The clinical and radiographic assessments and measurements were performed by a dentist (L.M.), blinded with regard to which teeth and surfaces had been ground. The examination consisted of 1 session when 2 standardized posterior bite-wing radiographs were taken with the quick-bite technique ( Figs 4 and 5 ). The intraoral caries diagnosis was made with a fine-tip explorer catch, with the operative light as the source of illumination. The patients were questioned about their toothbrushing habits, whether they were using dental floss or toothpicks regularly, and whether they continued to use fluoride mouth rinses after the appliances were removed. Notes were also taken about their use of medications.
Interproximal caries on each surface was recorded according to a 5-level scale, routinely used in the Department of Pedodontics at the University of Oslo ( Fig 2 ): grade 1, caries in the outer half of the enamel; grade 2, caries in the inner half of the enamel; grade 3, caries in the outer half of the dentin; grade 4, caries in the inner half of the dentin; and grade 5, caries lesions reaching the pulp. The radiographs were examined against a light screen and under a magnifying glass. All teeth were examined, and all carious interproximal surfaces were recorded. Patients with carious attacks graded 3 to 5 were referred for dental treatment.

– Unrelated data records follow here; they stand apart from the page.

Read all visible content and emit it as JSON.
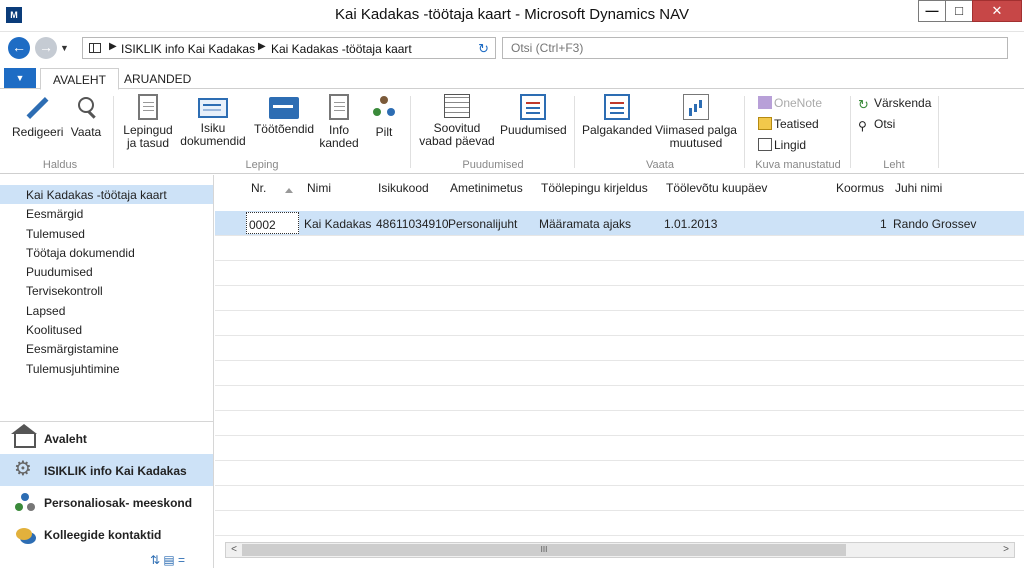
{
  "window": {
    "title": "Kai Kadakas -töötaja kaart - Microsoft Dynamics NAV",
    "logo_text": "M",
    "minimize": "—",
    "maximize": "□",
    "close": "✕"
  },
  "address": {
    "crumbs": [
      "ISIKLIK info Kai Kadakas",
      "Kai Kadakas -töötaja kaart"
    ],
    "separator": "▶",
    "search_placeholder": "Otsi (Ctrl+F3)"
  },
  "ribbon_tabs": [
    "AVALEHT",
    "ARUANDED"
  ],
  "ribbon": {
    "groups": {
      "haldus": "Haldus",
      "leping": "Leping",
      "puudumised": "Puudumised",
      "vaata": "Vaata",
      "kuva_manustatud": "Kuva manustatud",
      "leht": "Leht"
    },
    "buttons": {
      "redigeeri": "Redigeeri",
      "vaata": "Vaata",
      "lepingud_1": "Lepingud",
      "lepingud_2": "ja tasud",
      "isiku_1": "Isiku",
      "isiku_2": "dokumendid",
      "tootoendid": "Töötõendid",
      "info_1": "Info",
      "info_2": "kanded",
      "pilt": "Pilt",
      "soovitud_1": "Soovitud",
      "soovitud_2": "vabad päevad",
      "puudumised": "Puudumised",
      "palgakanded": "Palgakanded",
      "viimased_1": "Viimased palga",
      "viimased_2": "muutused",
      "onenote": "OneNote",
      "teatised": "Teatised",
      "lingid": "Lingid",
      "varskenda": "Värskenda",
      "otsi": "Otsi"
    }
  },
  "leftnav": {
    "items": [
      "Kai Kadakas -töötaja kaart",
      "Eesmärgid",
      "Tulemused",
      "Töötaja dokumendid",
      "Puudumised",
      "Tervisekontroll",
      "Lapsed",
      "Koolitused",
      "Eesmärgistamine",
      "Tulemusjuhtimine"
    ],
    "centers": [
      "Avaleht",
      "ISIKLIK info Kai Kadakas",
      "Personaliosak-  meeskond",
      "Kolleegide kontaktid"
    ],
    "bottom_tools": "⇅  ▤  ="
  },
  "grid": {
    "columns": {
      "nr": "Nr.",
      "nimi": "Nimi",
      "isikukood": "Isikukood",
      "ametinimetus": "Ametinimetus",
      "kirjeldus": "Töölepingu kirjeldus",
      "kuupaev": "Töölevõtu kuupäev",
      "koormus": "Koormus",
      "juhi_nimi": "Juhi nimi"
    },
    "rows": [
      {
        "nr": "0002",
        "nimi": "Kai Kadakas",
        "isikukood": "48611034910",
        "ametinimetus": "Personalijuht",
        "kirjeldus": "Määramata ajaks",
        "kuupaev": "1.01.2013",
        "koormus": "1",
        "juhi_nimi": "Rando Grossev"
      }
    ],
    "scroll_left": "<",
    "scroll_right": ">",
    "scroll_thumb": "III"
  }
}
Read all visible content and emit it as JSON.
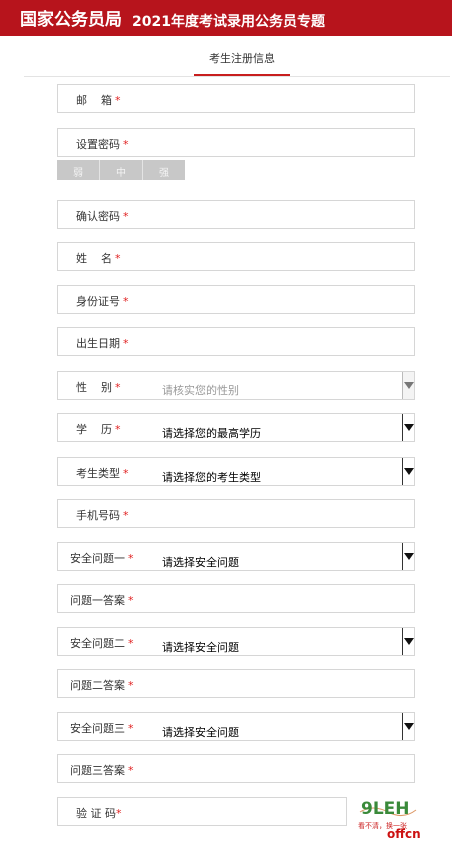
{
  "header": {
    "site_name": "国家公务员局",
    "topic": "2021年度考试录用公务员专题"
  },
  "tab": {
    "label": "考生注册信息"
  },
  "fields": {
    "email": {
      "label": "邮    箱"
    },
    "password": {
      "label": "设置密码"
    },
    "confirm_password": {
      "label": "确认密码"
    },
    "name": {
      "label": "姓    名"
    },
    "id_number": {
      "label": "身份证号"
    },
    "birth_date": {
      "label": "出生日期"
    },
    "gender": {
      "label": "性    别",
      "placeholder": "请核实您的性别"
    },
    "education": {
      "label": "学    历",
      "value": "请选择您的最高学历"
    },
    "candidate_type": {
      "label": "考生类型",
      "value": "请选择您的考生类型"
    },
    "phone": {
      "label": "手机号码"
    },
    "question1": {
      "label": "安全问题一",
      "value": "请选择安全问题"
    },
    "answer1": {
      "label": "问题一答案"
    },
    "question2": {
      "label": "安全问题二",
      "value": "请选择安全问题"
    },
    "answer2": {
      "label": "问题二答案"
    },
    "question3": {
      "label": "安全问题三",
      "value": "请选择安全问题"
    },
    "answer3": {
      "label": "问题三答案"
    },
    "captcha": {
      "label": "验 证 码"
    }
  },
  "required_mark": "*",
  "strength": {
    "weak": "弱",
    "medium": "中",
    "strong": "强"
  },
  "captcha_image": {
    "text": "9LEH",
    "hint": "看不清，换一张"
  },
  "watermark": "offcn"
}
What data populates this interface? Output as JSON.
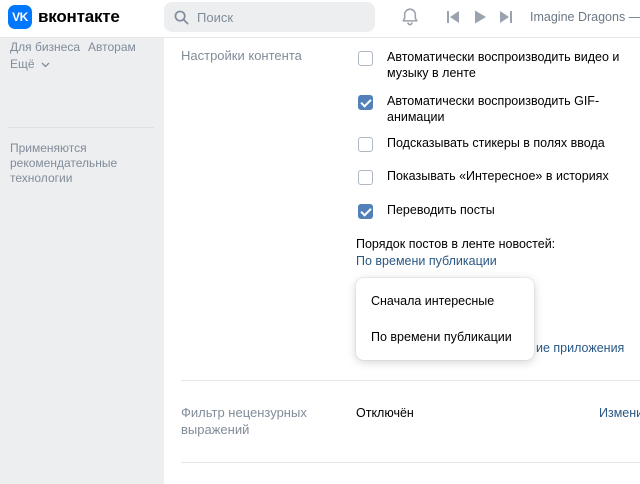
{
  "header": {
    "logo_mark": "VK",
    "logo_text": "вконтакте",
    "search_placeholder": "Поиск",
    "now_playing": "Imagine Dragons — B"
  },
  "sidebar": {
    "links": [
      "Для бизнеса",
      "Авторам",
      "Ещё"
    ],
    "note": "Применяются рекомендательные технологии"
  },
  "content_settings": {
    "label": "Настройки контента",
    "options": [
      {
        "label": "Автоматически воспроизводить видео и музыку в ленте",
        "checked": false
      },
      {
        "label": "Автоматически воспроизводить GIF-анимации",
        "checked": true
      },
      {
        "label": "Подсказывать стикеры в полях ввода",
        "checked": false
      },
      {
        "label": "Показывать «Интересное» в историях",
        "checked": false
      },
      {
        "label": "Переводить посты",
        "checked": true
      }
    ],
    "feed_order_label": "Порядок постов в ленте новостей:",
    "feed_order_value": "По времени публикации",
    "dropdown": [
      "Сначала интересные",
      "По времени публикации"
    ],
    "partially_hidden_link": "ие приложения"
  },
  "filter": {
    "label": "Фильтр нецензурных выражений",
    "value": "Отключён",
    "change": "Измени"
  },
  "colors": {
    "accent": "#0077ff",
    "link": "#2a5885",
    "checkbox_checked": "#5181b8"
  }
}
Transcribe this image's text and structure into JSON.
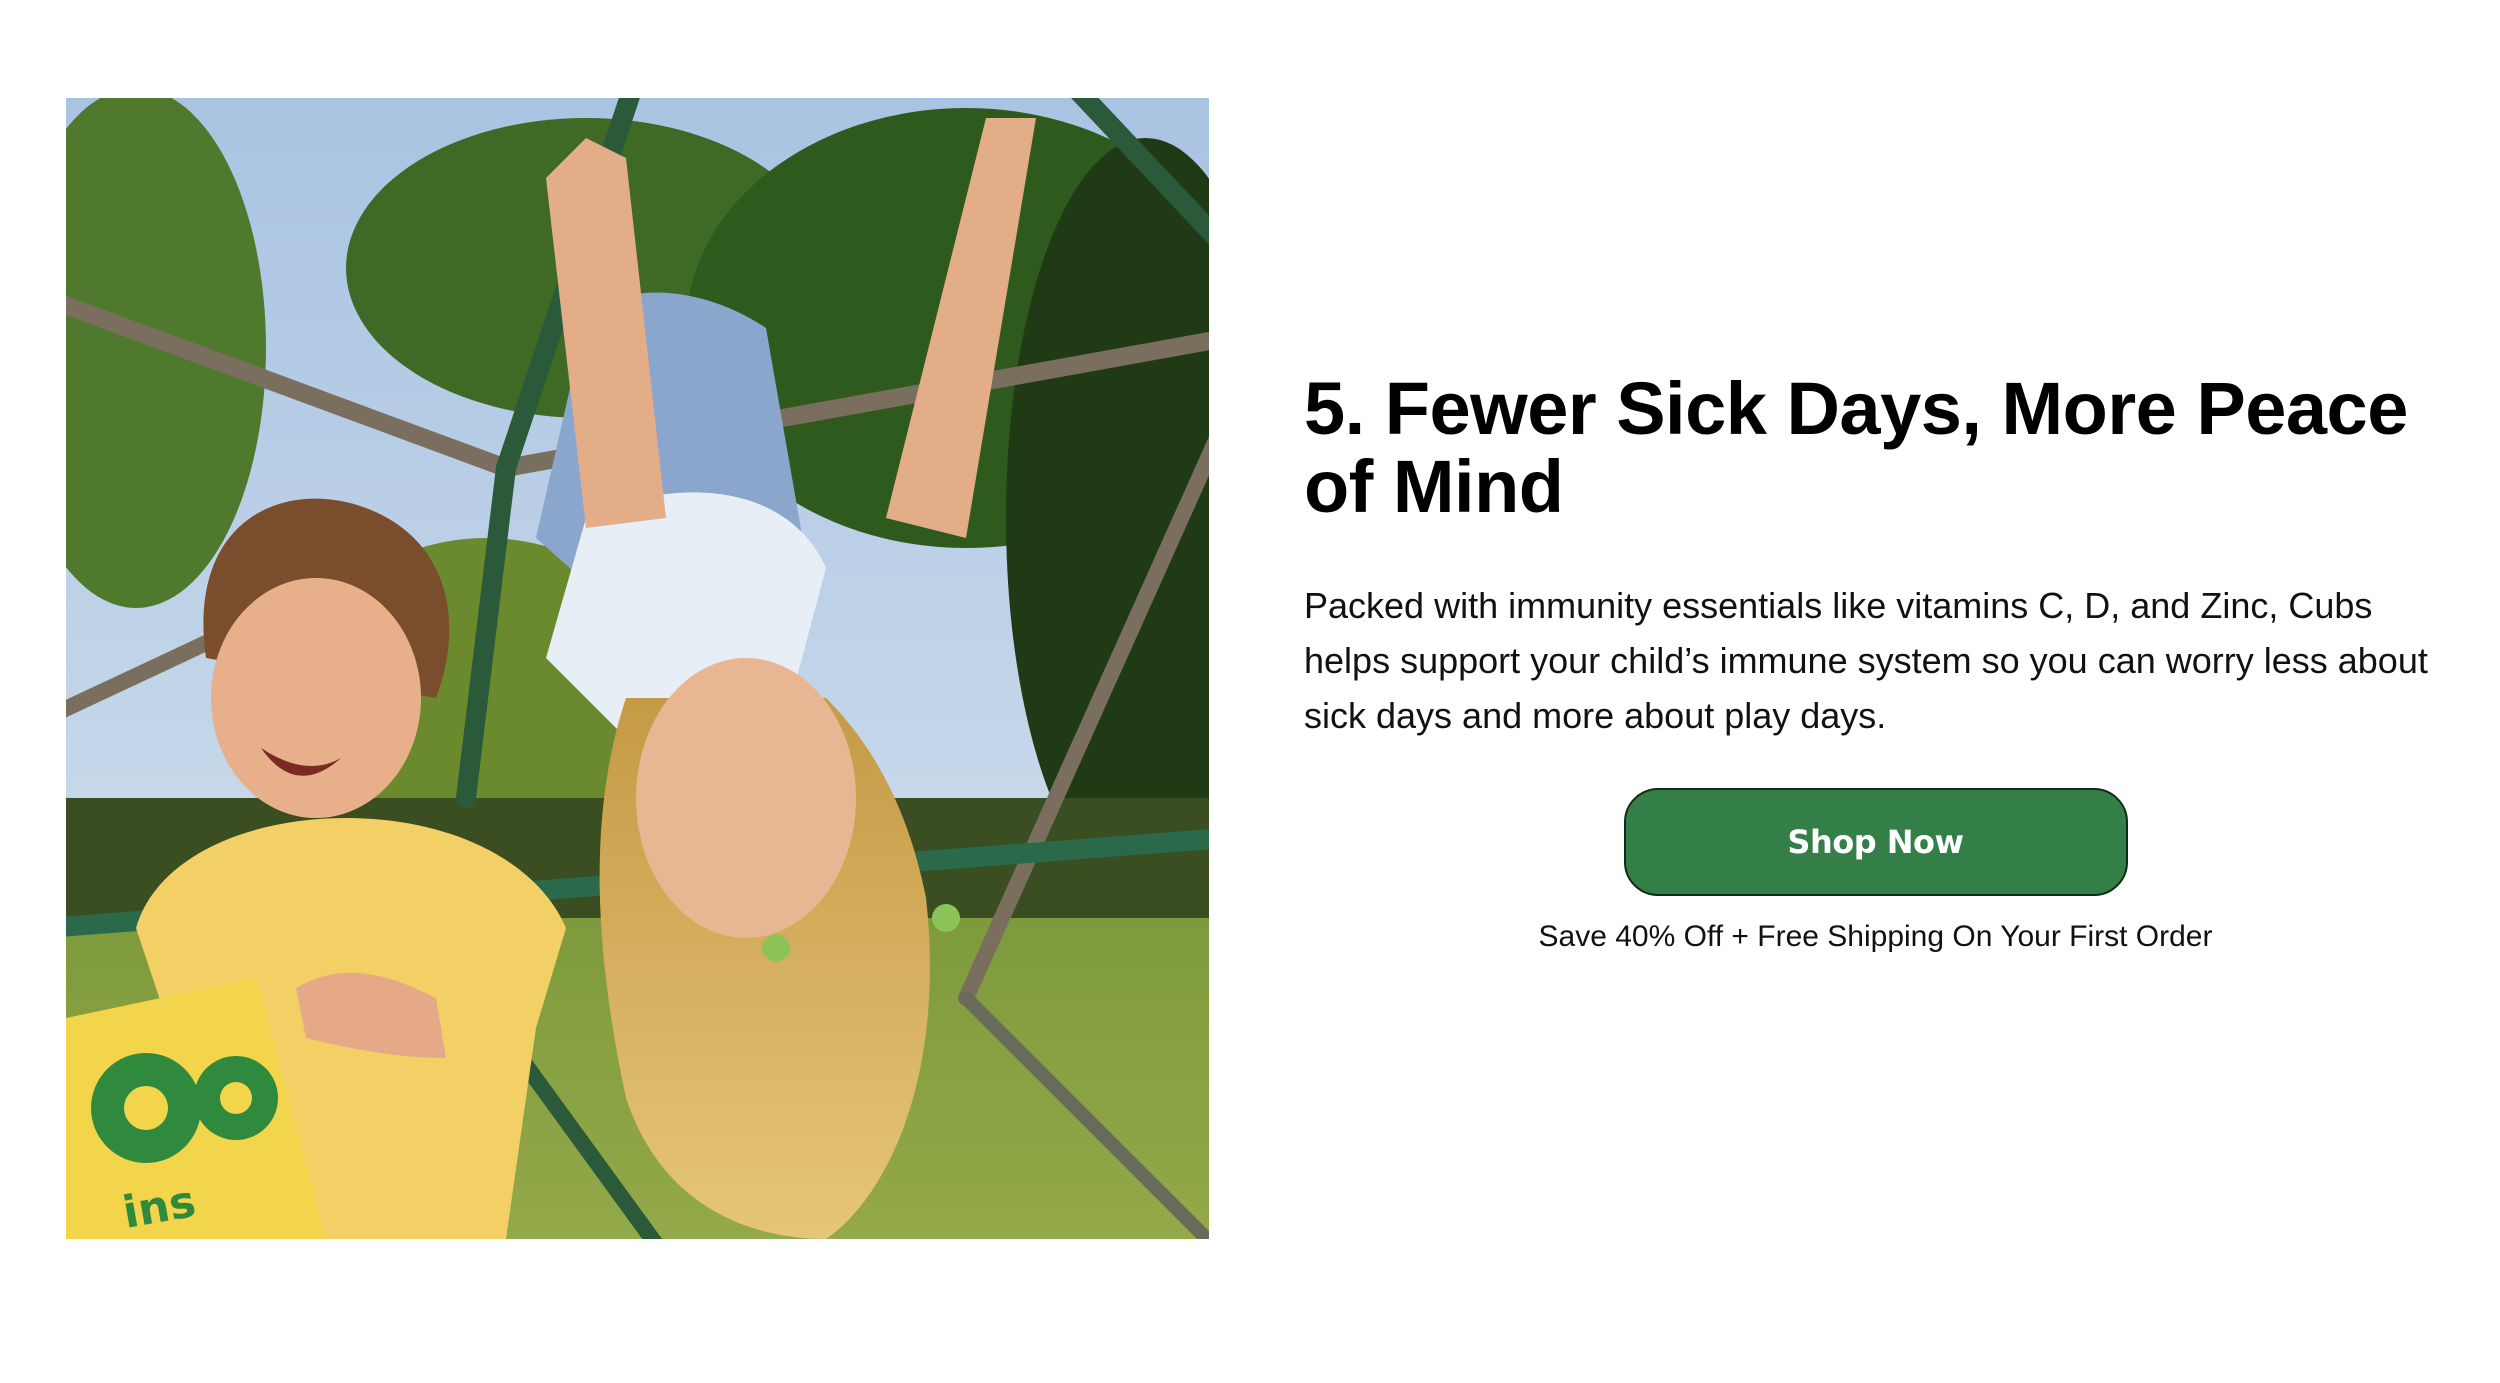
{
  "section": {
    "heading": "5. Fewer Sick Days, More Peace of Mind",
    "body": "Packed with immunity essentials like vitamins C, D, and Zinc, Cubs helps support your child’s immune system so you can worry less about sick days and more about play days.",
    "cta_label": "Shop Now",
    "offer": "Save 40% Off + Free Shipping On Your First Order",
    "photo_bag_text": "ins"
  },
  "colors": {
    "button_bg": "#347f48",
    "button_border": "#0e2c16",
    "button_text": "#ffffff",
    "text": "#000000",
    "background": "#ffffff"
  }
}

The incidence of interproximal caries was compared between reproximated and contralateral unground surfaces in the same patient used as the control. The study was limited to contralateral pairs of maxillary and mandibular first and second premolars and the mesial aspects of the first molars in which some teeth on at least 1 side had been reproximated. The remaining unground premolars and molars were also examined for caries. The surface from which enamel was removed will hereafter be called the reproximated surface, and the opposite contralateral unground surface will be called the intact surface. When the contralateral tooth surface had also been reproximated, no further reference surface was used, and both ground surfaces in those patients were assessed as reproximated surfaces.